For the next model, a new column named 'Hour' was created. The value of this new field is the hour (in 24h format) of the incident (taken from the 'Dates' column).

# Make a new column containing the hour (24h format) of the crime
train$Hour <- sapply(train$Dates, function(x) as.integer(strftime(x, format = "%H")))
# Another random forest model using the same predictors as before, plus the hour of
# the crime
rf <- randomForest(Category ~ DayOfWeek + PdDistrict + Hour, data = train, ntree = 25)

The average error rate is 77.53% (a small improvement from the previous one).

Random forest model #3

As in the last model, this one also introduces a new column, 'TimeOfDay'. This new variable has the time of the day (early morning, morning, afternoon and night) when the incident occurred.

To create this new column, a custom function was created.

# Function that returns the time of the day (early morning, morning, afternoon or
# or night) according to the hour.
timeoftheday <- function(hour) {
  if (hour >= 1 && hour <= 6) { return (as.factor("early morning"))}
  else if (hour >= 7 && hour <= 11) { return (as.factor("morning"))}
  else if (hour >= 12 && hour <= 19) { return (as.factor("afternoon"))}
  else return (as.factor("night"))
}

train$TimeOfDay <- sapply(train$Hour, timeoftheday)
rf <- randomForest(Category ~ DayOfWeek + PdDistrict + TimeOfDay, data = train, ntree = 25)

Average error rate of 77.97% (worse than the previous one).

After realizing how similar the error rates were, my next step was to try to minimize the error rate of the second model because it is the one with the lowest error rate. However, even with a larger number of trees, the error rate was very similar. Although in several cases the model achieved an error rate lower than 77.53%, the time it took to train the model, was significantly larger.

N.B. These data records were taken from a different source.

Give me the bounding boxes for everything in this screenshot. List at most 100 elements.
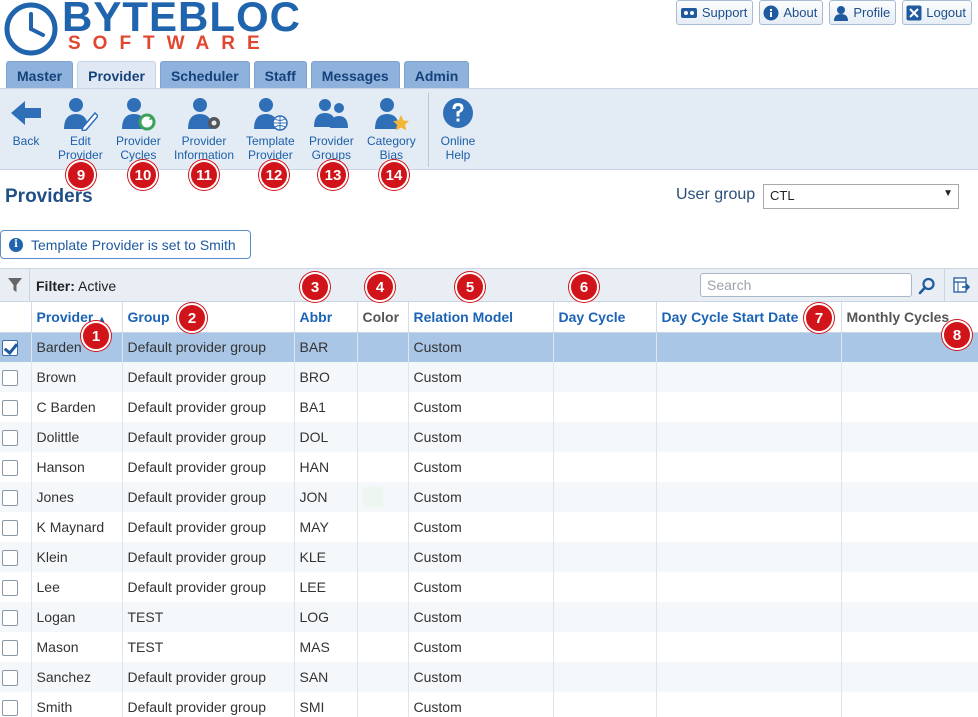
table-row[interactable]: K Maynard Default provider group MAY Custom [0, 512, 978, 542]
cell-relation-model: Custom [408, 542, 554, 572]
row-checkbox[interactable] [2, 429, 18, 446]
back-arrow-icon [11, 101, 41, 125]
tab-staff[interactable]: Staff [253, 61, 307, 89]
about-button[interactable]: About [759, 0, 824, 25]
cell-color [357, 422, 409, 452]
provider-groups-button[interactable]: Provider Groups [309, 95, 354, 162]
tab-admin[interactable]: Admin [403, 61, 470, 89]
cell-day-cycle [553, 632, 657, 662]
toolbar: Back Edit Provider Provider Cycles Provi… [0, 88, 978, 170]
search-button[interactable] [916, 275, 938, 297]
clock-logo-icon [4, 2, 58, 56]
filter-icon [7, 278, 22, 292]
cell-abbr: MAS [294, 632, 358, 662]
back-label: Back [12, 134, 40, 148]
tab-messages[interactable]: Messages [310, 61, 400, 89]
row-checkbox[interactable] [2, 549, 18, 566]
cell-relation-model: Custom [408, 662, 554, 692]
table-row[interactable]: Dolittle Default provider group DOL Custom [0, 422, 978, 452]
cell-monthly-cycles [841, 512, 978, 542]
row-checkbox[interactable] [2, 579, 18, 596]
row-checkbox[interactable] [2, 519, 18, 536]
row-checkbox[interactable] [2, 639, 18, 656]
table-row[interactable]: Barden Default provider group BAR Custom [0, 332, 978, 362]
edit-provider-button[interactable]: Edit Provider [58, 95, 103, 162]
provider-cycles-button[interactable]: Provider Cycles [116, 95, 161, 162]
table-row[interactable]: Brown Default provider group BRO Custom [0, 362, 978, 392]
callout-4: 4 [365, 272, 395, 302]
online-help-label: Online Help [440, 134, 476, 162]
column-header-day-cycle[interactable]: Day Cycle [553, 302, 657, 333]
cell-day-cycle-start-date [656, 572, 842, 602]
callout-2: 2 [177, 303, 207, 333]
cell-provider: C Barden [31, 392, 123, 422]
table-row[interactable]: Lee Default provider group LEE Custom [0, 572, 978, 602]
user-group-label: User group [676, 186, 756, 203]
cell-abbr: MAY [294, 512, 358, 542]
dropdown-arrow-icon: ▼ [943, 188, 953, 199]
tab-scheduler[interactable]: Scheduler [159, 61, 250, 89]
template-info-message: i Template Provider is set to Smith [0, 230, 251, 259]
table-row[interactable]: C Barden Default provider group BA1 Custom [0, 392, 978, 422]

Prediction stage and preparation of the output file

Once the model is trained, the next step is to apply the model to the test dataset to predict the category of the crime.

# Add the hour column to the test set.
test$Hour <- sapply(test$Dates, function(x) as.integer(strftime(x, format = "%H")))
predictions.result <- predict(rf, test)

The last step is preparing the output file.

results.for.submission <- table(1:length(predictions.result), predictions.result)
rownames(results.for.submission) <- 0:884261
write.csv(results.for.submission, file = "results.csv")

Upload it to Kaggle!

Conclusion

As expected, the score I received from Kaggle was not that great (26.74064; #~350 in the leaderboard). My plan for the next attempt is to play around with variables I left untouched this time and use another classification model.